O maior exemplo disso é nos períodos sazonais como dia das mães, Black Friday ou Natal. Nessa época, os marketplace estão sempre “com muitas pessoas” aguardando as ofertas, buscando aproveitar os melhores preços promocionais característicos desses períodos. Quem conta com uma loja pequena pode ter dificuldades para aparecer e conseguir mostrar seu produto promocional, entretanto, quem está presente no marketplace tem uma chance maior de aparecer.

Outra vantagem marcante é para quem está iniciando no negócio virtual. Isso porque o marketplace pode permitir que os produtos desta loja estejam “nas mesmas prateleiras” que outras lojas grandes já consolidadas no mercado. Além disso, alguns gastos podem ser minimizados, como a estrutura, os serviços de pagamento e algumas vezes até mesmo a logística.

Quais as desvantagens do marketplace?

Mesmo sendo uma ótima opção, o marketplace também possui desvantagens. Uma delas diz respeito ao posicionamento da marca. Quando se está presente no marketplace, o cliente final dificilmente “percebe” a loja que está realmente entregando o produto e atribui a compra à loja que exibe a plataforma.

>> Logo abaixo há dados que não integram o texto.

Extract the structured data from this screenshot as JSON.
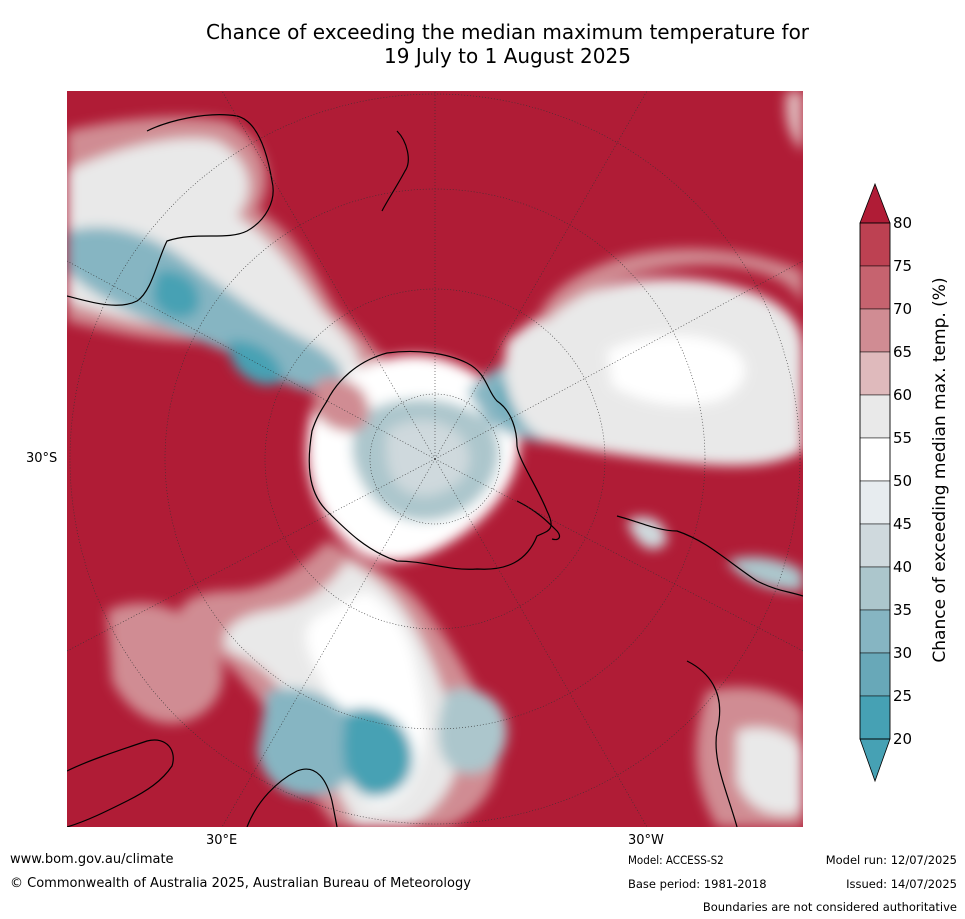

Voltando no exemplo acima. A loja A vende calçados e possui seu próprio site, com suas próprias características, como layout e navegação. Quando a loja A anuncia seu produto no marketplace, todas essas características se perdem, sendo visível para o cliente apenas as características do próprio marketplace. Para quem deseja construir uma marca, este serviço pode aumentar o tempo de posicionamento e de percepção que o cliente viria a ter sobre a loja.

Outro ponto importante é acerca da comissão. Estar em um marketplace é um serviço e, por tal, é preciso pagar. O formato tradicional de presença neste formato é a comissão. Para cada venda realizada, é deixada uma porcentagem para a plataforma que auxiliou no processo.

Alguns serviços ainda contam com uma mensalidade, e em caso de grandes players com representatividade significante, é possível que a presença em uma marketplace só traga melhores resultados quando bem exibida no próprio marketplace, o que significa comprar espaços de mídia dentro do serviço. Este, no entanto, não deve ser considerado um ponto negativo, já que se trata de um investimento em mídia e que deve gerar retorno.